= William Hands =

English cricketer

William Cecil Hands (20 December 1886 – 31 August 1974) was an English first-class cricketer who played for Warwickshire between 1909 and 1920. He was born in Edgbaston, Birmingham and died at Northwood, Middlesex.

Hands was an amateur cricketer who played as a lower-order right-handed batsman and a right-arm medium fast bowler. Though not an outstanding performer with either bat or ball, he played in around half of Warwickshire's matches in the four cricket seasons leading up to the First World War, and had some days of success. Against Surrey in the last match of the 1912 season, he finished off the Surrey first innings with figures of five wickets for 10 runs, and these were the best figures of his career.
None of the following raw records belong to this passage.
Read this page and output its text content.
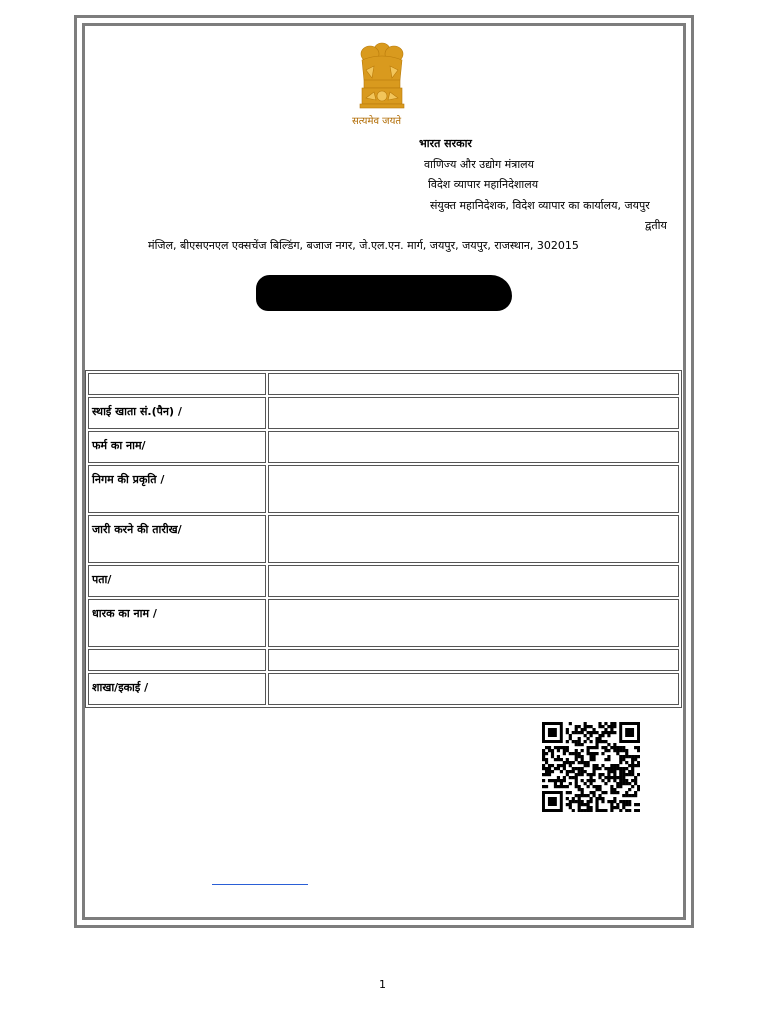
सत्यमेव जयते
भारत सरकार
वाणिज्य और उद्योग मंत्रालय
विदेश व्यापार महानिदेशालय
संयुक्त महानिदेशक, विदेश व्यापार का कार्यालय, जयपुर
द्वतीय
मंजिल, बीएसएनएल एक्सचेंज बिल्डिंग, बजाज नगर, जे.एल.एन. मार्ग, जयपुर, जयपुर, राजस्थान, 302015

स्थाई खाता सं.(पैन) /	
फर्म का नाम/	
निगम की प्रकृति /	
जारी करने की तारीख/	
पता/	
धारक का नाम /	

शाखा/इकाई /	
1
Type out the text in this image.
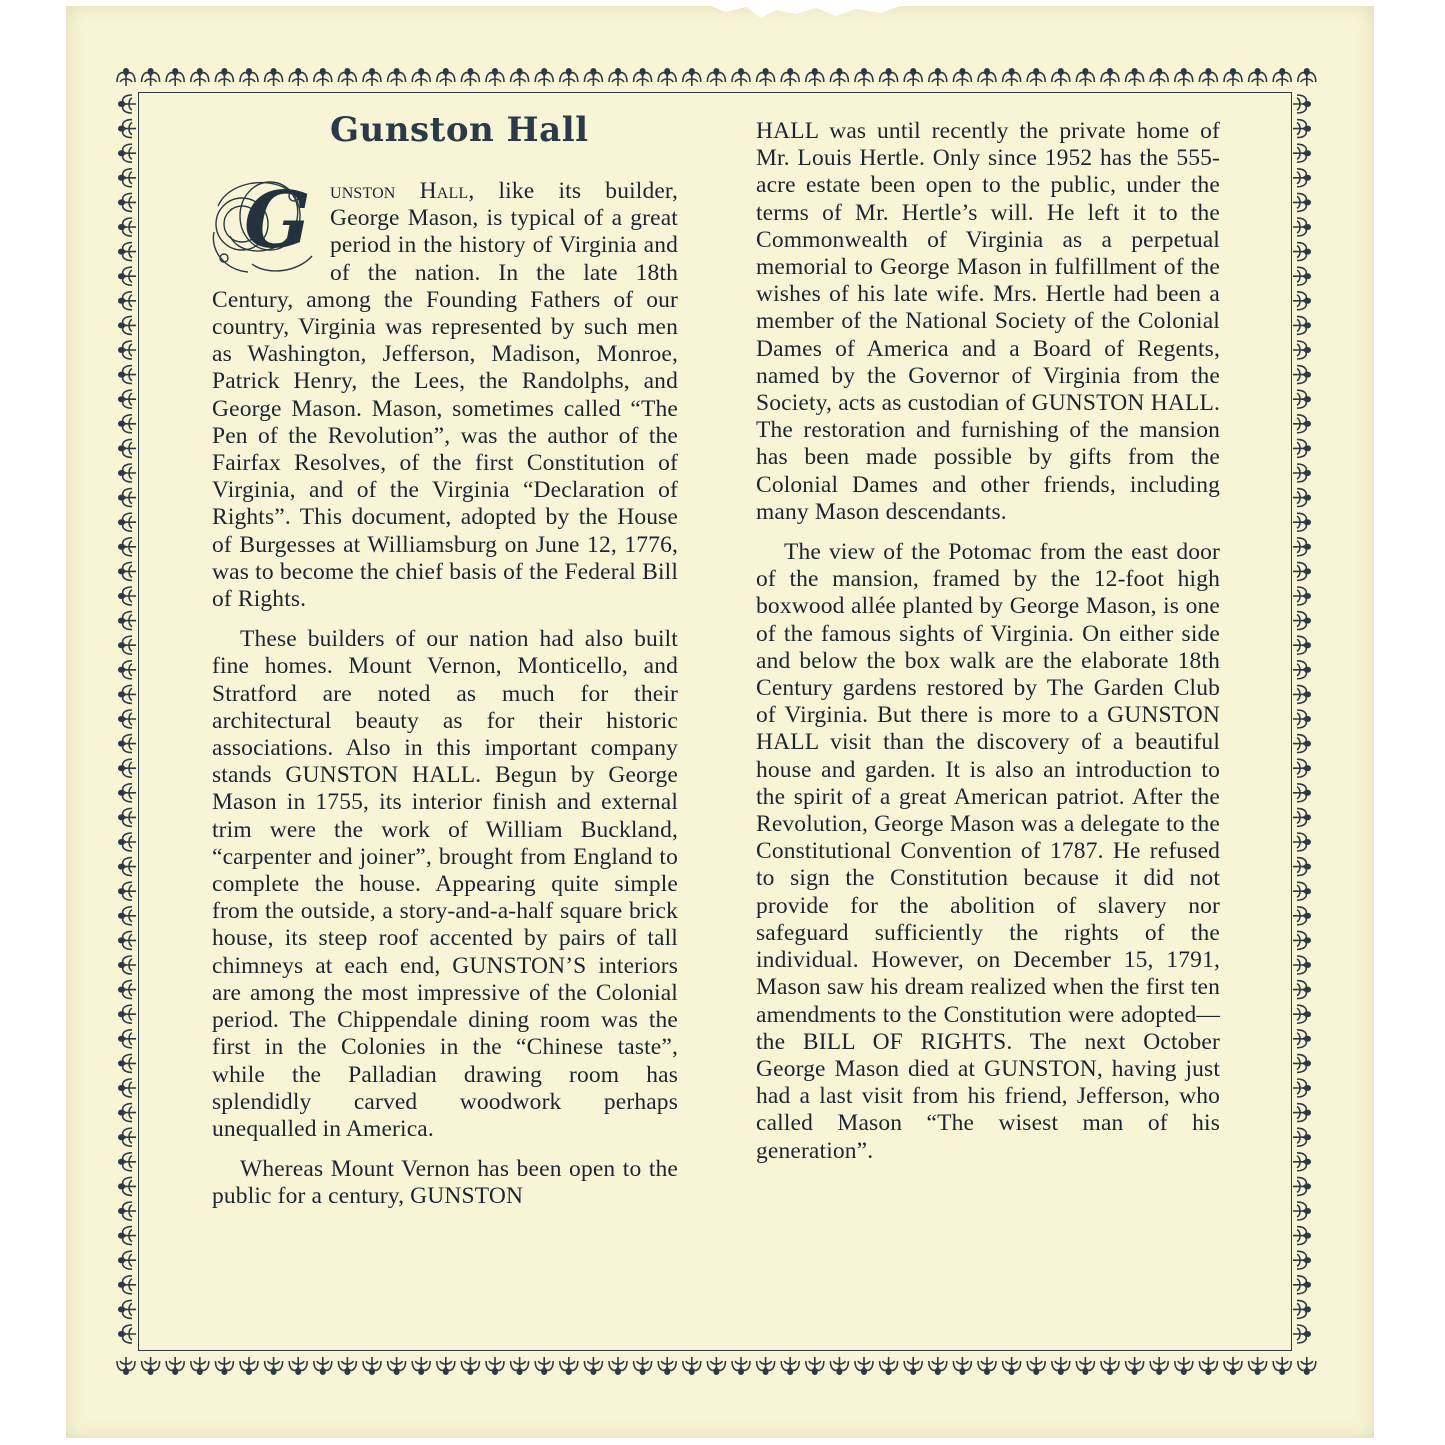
Gunston Hall

G unston Hall, like its builder, George Mason, is typical of a great period in the history of Virginia and of the nation. In the late 18th Century, among the Founding Fathers of our country, Virginia was represented by such men as Washington, Jefferson, Madison, Monroe, Patrick Henry, the Lees, the Randolphs, and George Mason. Mason, sometimes called “The Pen of the Revolution”, was the author of the Fairfax Resolves, of the first Constitution of Virginia, and of the Virginia “Declaration of Rights”. This document, adopted by the House of Burgesses at Williamsburg on June 12, 1776, was to become the chief basis of the Federal Bill of Rights.

These builders of our nation had also built fine homes. Mount Vernon, Monticello, and Stratford are noted as much for their architectural beauty as for their historic associations. Also in this important company stands GUNSTON HALL. Begun by George Mason in 1755, its interior finish and external trim were the work of William Buckland, “carpenter and joiner”, brought from England to complete the house. Appearing quite simple from the outside, a story-and-a-half square brick house, its steep roof accented by pairs of tall chimneys at each end, GUNSTON’S interiors are among the most impressive of the Colonial period. The Chippendale dining room was the first in the Colonies in the “Chinese taste”, while the Palladian drawing room has splendidly carved woodwork perhaps unequalled in America.

Whereas Mount Vernon has been open to the public for a century, GUNSTON

HALL was until recently the private home of Mr. Louis Hertle. Only since 1952 has the 555-acre estate been open to the public, under the terms of Mr. Hertle’s will. He left it to the Commonwealth of Virginia as a perpetual memorial to George Mason in fulfillment of the wishes of his late wife. Mrs. Hertle had been a member of the National Society of the Colonial Dames of America and a Board of Regents, named by the Governor of Virginia from the Society, acts as custodian of GUNSTON HALL. The restoration and furnishing of the mansion has been made possible by gifts from the Colonial Dames and other friends, including many Mason descendants.

The view of the Potomac from the east door of the mansion, framed by the 12-foot high boxwood allée planted by George Mason, is one of the famous sights of Virginia. On either side and below the box walk are the elaborate 18th Century gardens restored by The Garden Club of Virginia. But there is more to a GUNSTON HALL visit than the discovery of a beautiful house and garden. It is also an introduction to the spirit of a great American patriot. After the Revolution, George Mason was a delegate to the Constitutional Convention of 1787. He refused to sign the Constitution because it did not provide for the abolition of slavery nor safeguard sufficiently the rights of the individual. However, on December 15, 1791, Mason saw his dream realized when the first ten amendments to the Constitution were adopted—the BILL OF RIGHTS. The next October George Mason died at GUNSTON, having just had a last visit from his friend, Jefferson, who called Mason “The wisest man of his generation”.
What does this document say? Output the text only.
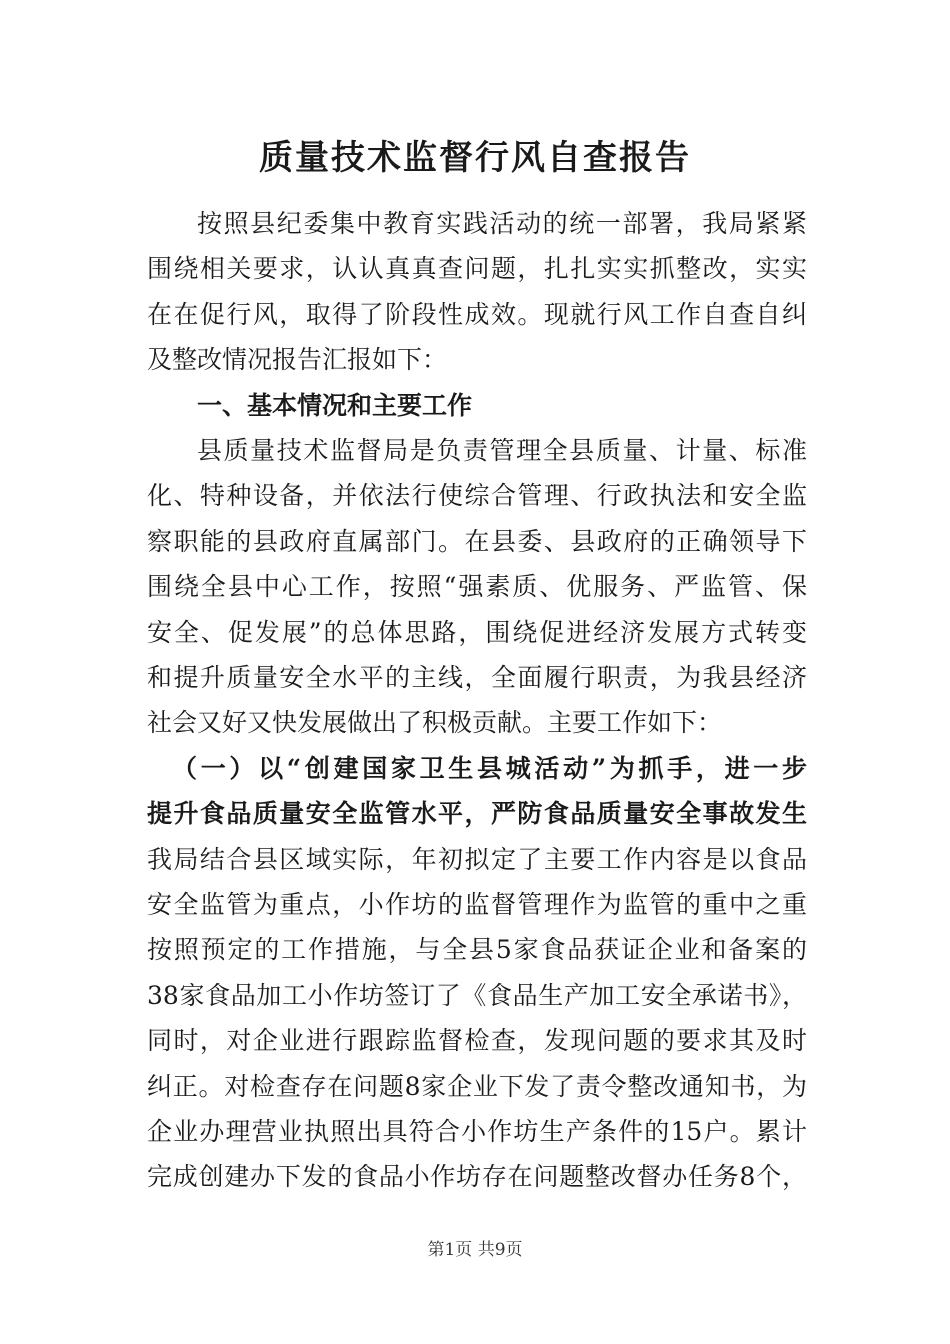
质量技术监督行风自查报告

按照县纪委集中教育实践活动的统一部署，我局紧紧

围绕相关要求，认认真真查问题，扎扎实实抓整改，实实

在在促行风，取得了阶段性成效。现就行风工作自查自纠

及整改情况报告汇报如下：

一、基本情况和主要工作

县质量技术监督局是负责管理全县质量、计量、标准

化、特种设备，并依法行使综合管理、行政执法和安全监

察职能的县政府直属部门。在县委、县政府的正确领导下

围绕全县中心工作，按照“强素质、优服务、严监管、保

安全、促发展”的总体思路，围绕促进经济发展方式转变

和提升质量安全水平的主线，全面履行职责，为我县经济

社会又好又快发展做出了积极贡献。主要工作如下：

（一）以“创建国家卫生县城活动”为抓手，进一步

提升食品质量安全监管水平，严防食品质量安全事故发生

我局结合县区域实际，年初拟定了主要工作内容是以食品

安全监管为重点，小作坊的监督管理作为监管的重中之重

按照预定的工作措施，与全县5家食品获证企业和备案的

38家食品加工小作坊签订了《食品生产加工安全承诺书》，

同时，对企业进行跟踪监督检查，发现问题的要求其及时

纠正。对检查存在问题8家企业下发了责令整改通知书，为

企业办理营业执照出具符合小作坊生产条件的15户。累计

完成创建办下发的食品小作坊存在问题整改督办任务8个，

第1页 共9页
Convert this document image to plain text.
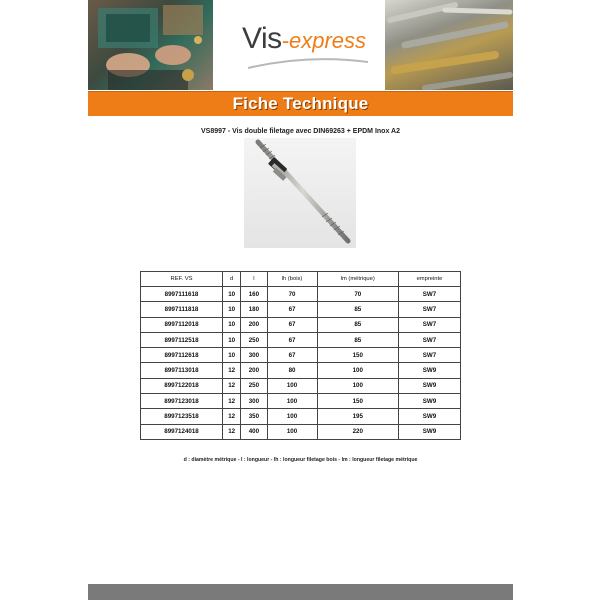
Vis-express
Fiche Technique
VS8997 - Vis double filetage avec DIN69263 + EPDM Inox A2
REF. VS	d	l	lh (bois)	lm (métrique)	empreinte
8997111618	10	160	70	70	SW7
8997111818	10	180	67	85	SW7
8997112018	10	200	67	85	SW7
8997112518	10	250	67	85	SW7
8997112618	10	300	67	150	SW7
8997113018	12	200	80	100	SW9
8997122018	12	250	100	100	SW9
8997123018	12	300	100	150	SW9
8997123518	12	350	100	195	SW9
8997124018	12	400	100	220	SW9
d : diamètre métrique - l : longueur - lh : longueur filetage bois - lm : longueur filetage métrique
At the outbreak of the First World War, Hands joined the Royal Garrison Artillery as a lieutenant. In 1916, he was reported as having sustained a wound to his leg which required "a slight operation". In a review of cricket prospects for the 1919 season published at the end of 1918, when the war was over but service personnel were still in many cases serving, Hands was singled out as one of those whose absence might be felt by Warwickshire.

In the event, Hands was back in the Warwickshire side by early June 1919, and over the next two seasons played 13 more first-class matches, again taking useful wickets but now also adding occasional runs. Against Lancashire in July 1919, batting at No 9, he made 63, his only score of more than 50 and his highest first-class innings. In some matches in 1920, he captained the Warwickshire side, and he won recognition in the game against Surrey when he agreed to play on in a torrential thunderstorm in a vain attempt to allow Surrey a deserved victory. He played a single further first-class game after this, but was then reported as being ill, and did not appear in first-clas cricket again. A note in the Leamington newspaper at the start of the 1921 indicated that Hands, who played for the local cricket club, had moved to London for business reasons.